Quedas de energia podem inutilizar armazenamento das vacinas contra Covid-19

Um dos maiores desafios no processo de imunização da população contra a Covid-19 está no armazenamento das vacinas, que podem estar sujeitas a diversos riscos externos que podem comprometer danos aos estoques. Doses da vacina CoronaVac destinadas ao Hospital Federal de Bonsucesso, no Rio de Janeiro, por exemplo, acabaram inutilizadas cerca de 726 doses depois de uma queda de energia no local.

Com a modernização de hospitais e clínicas nos últimos anos, o investimento em recursos tecnológicos se tornou uma estratégia bastante necessário no setor de saúde, especialmente durante o período de quarentena e isolamento social. Os hospitais, certamente, têm geradores de energia que mantém suas atividades e instalações protegidas contra quedas de energia de longo prazo. No entanto, existem ocasiões em que distúrbios elétricos sejam internos à distribuição de energia, o que pode prejudicar a rede e, por fim, processos e equipamentos dependentes dela.

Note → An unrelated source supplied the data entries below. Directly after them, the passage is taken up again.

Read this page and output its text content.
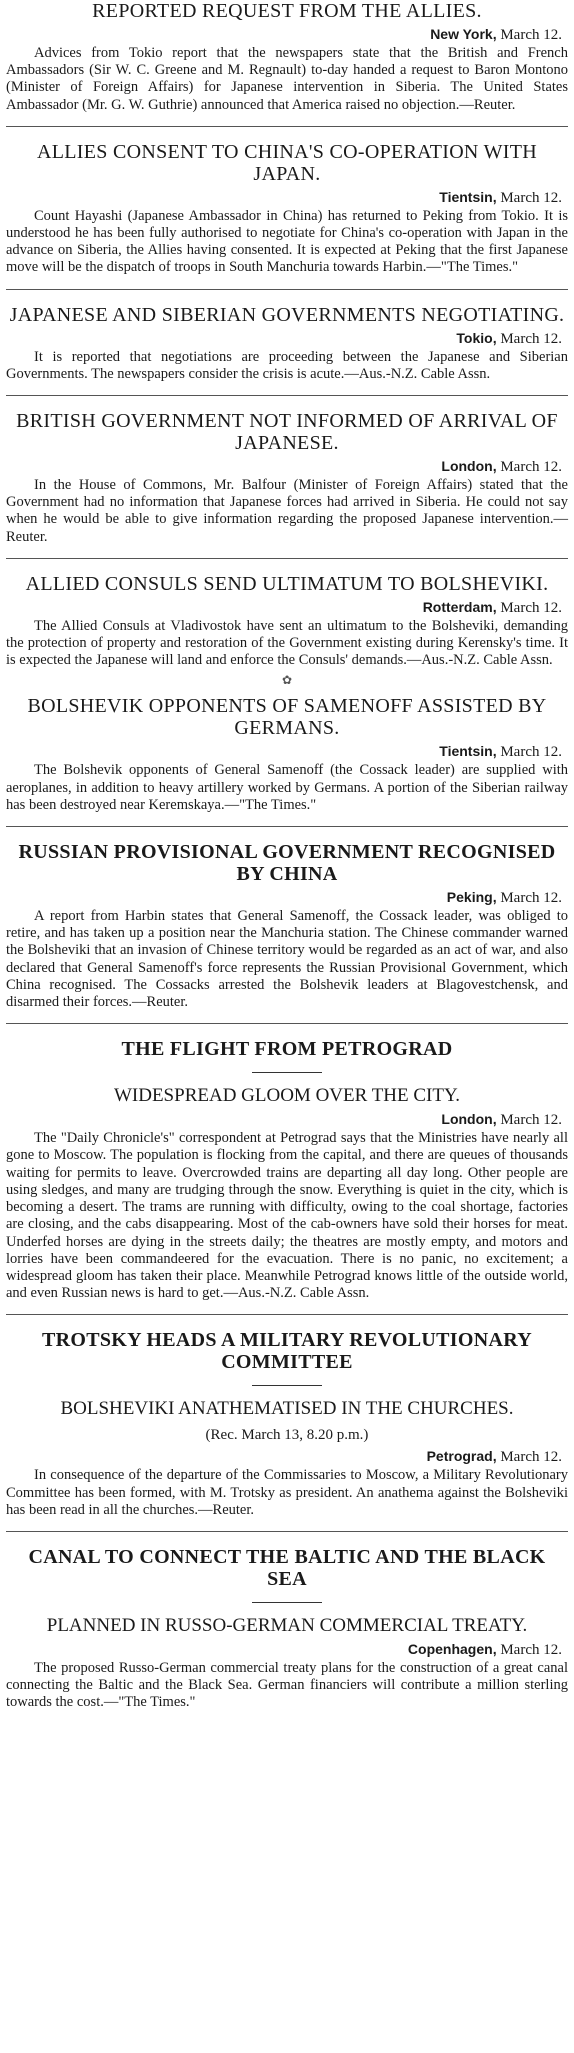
REPORTED REQUEST FROM THE ALLIES.
New York, March 12.

Advices from Tokio report that the newspapers state that the British and French Ambassadors (Sir W. C. Greene and M. Regnault) to-day handed a request to Baron Montono (Minister of Foreign Affairs) for Japanese intervention in Siberia. The United States Ambassador (Mr. G. W. Guthrie) announced that America raised no objection.—Reuter.

ALLIES CONSENT TO CHINA'S CO-OPERATION WITH JAPAN.
Tientsin, March 12.

Count Hayashi (Japanese Ambassador in China) has returned to Peking from Tokio. It is understood he has been fully authorised to negotiate for China's co-operation with Japan in the advance on Siberia, the Allies having consented. It is expected at Peking that the first Japanese move will be the dispatch of troops in South Manchuria towards Harbin.—"The Times."

JAPANESE AND SIBERIAN GOVERNMENTS NEGOTIATING.
Tokio, March 12.

It is reported that negotiations are proceeding between the Japanese and Siberian Governments. The newspapers consider the crisis is acute.—Aus.-N.Z. Cable Assn.

BRITISH GOVERNMENT NOT INFORMED OF ARRIVAL OF JAPANESE.
London, March 12.

In the House of Commons, Mr. Balfour (Minister of Foreign Affairs) stated that the Government had no information that Japanese forces had arrived in Siberia. He could not say when he would be able to give information regarding the proposed Japanese intervention.—Reuter.

ALLIED CONSULS SEND ULTIMATUM TO BOLSHEVIKI.
Rotterdam, March 12.

The Allied Consuls at Vladivostok have sent an ultimatum to the Bolsheviki, demanding the protection of property and restoration of the Government existing during Kerensky's time. It is expected the Japanese will land and enforce the Consuls' demands.—Aus.-N.Z. Cable Assn.

✿
BOLSHEVIK OPPONENTS OF SAMENOFF ASSISTED BY GERMANS.
Tientsin, March 12.

The Bolshevik opponents of General Samenoff (the Cossack leader) are supplied with aeroplanes, in addition to heavy artillery worked by Germans. A portion of the Siberian railway has been destroyed near Keremskaya.—"The Times."

RUSSIAN PROVISIONAL GOVERNMENT RECOGNISED BY CHINA
Peking, March 12.

A report from Harbin states that General Samenoff, the Cossack leader, was obliged to retire, and has taken up a position near the Manchuria station. The Chinese commander warned the Bolsheviki that an invasion of Chinese territory would be regarded as an act of war, and also declared that General Samenoff's force represents the Russian Provisional Government, which China recognised. The Cossacks arrested the Bolshevik leaders at Blagovestchensk, and disarmed their forces.—Reuter.

THE FLIGHT FROM PETROGRAD
WIDESPREAD GLOOM OVER THE CITY.
London, March 12.

The "Daily Chronicle's" correspondent at Petrograd says that the Ministries have nearly all gone to Moscow. The population is flocking from the capital, and there are queues of thousands waiting for permits to leave. Overcrowded trains are departing all day long. Other people are using sledges, and many are trudging through the snow. Everything is quiet in the city, which is becoming a desert. The trams are running with difficulty, owing to the coal shortage, factories are closing, and the cabs disappearing. Most of the cab-owners have sold their horses for meat. Underfed horses are dying in the streets daily; the theatres are mostly empty, and motors and lorries have been commandeered for the evacuation. There is no panic, no excitement; a widespread gloom has taken their place. Meanwhile Petrograd knows little of the outside world, and even Russian news is hard to get.—Aus.-N.Z. Cable Assn.

TROTSKY HEADS A MILITARY REVOLUTIONARY COMMITTEE
BOLSHEVIKI ANATHEMATISED IN THE CHURCHES.
(Rec. March 13, 8.20 p.m.)
Petrograd, March 12.

In consequence of the departure of the Commissaries to Moscow, a Military Revolutionary Committee has been formed, with M. Trotsky as president. An anathema against the Bolsheviki has been read in all the churches.—Reuter.

CANAL TO CONNECT THE BALTIC AND THE BLACK SEA
PLANNED IN RUSSO-GERMAN COMMERCIAL TREATY.
Copenhagen, March 12.

The proposed Russo-German commercial treaty plans for the construction of a great canal connecting the Baltic and the Black Sea. German financiers will contribute a million sterling towards the cost.—"The Times."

No que se refere à segurança do funcionamento dos equipamentos, para preservação das condições de armazenamento das vacinas, o edital do “Plano Nacional de Operacionalização da Vacinação Contra a Covid-19”, publicado pelo Ministério da Saúde, recomenda o uso de geradores de energia elétrica, nobreak, ou ainda câmaras refrigeradas com autonomia de 72 horas ou em conformidade com o plano de contingência local.

“Nessas circunstâncias, a aplicação de um sistema de nobreaks é a melhor solução para garantir o fornecimento ininterrupto de energia para equipamentos que não podem parar seu funcionamento, como freezers, geladeiras e balcões refrigerados que são responsáveis por armazenar vacinas, medicamentos, bolsas de sangue entre outros produtos altamente perecíveis, pois colocaria em risco a vida de pessoas e acarretaria em enormes prejuízos financeiros”, explica Pedro Al Shara, engenheiro eletrônico e CEO da TS Shara, fabricante de equipamentos de proteção de energia.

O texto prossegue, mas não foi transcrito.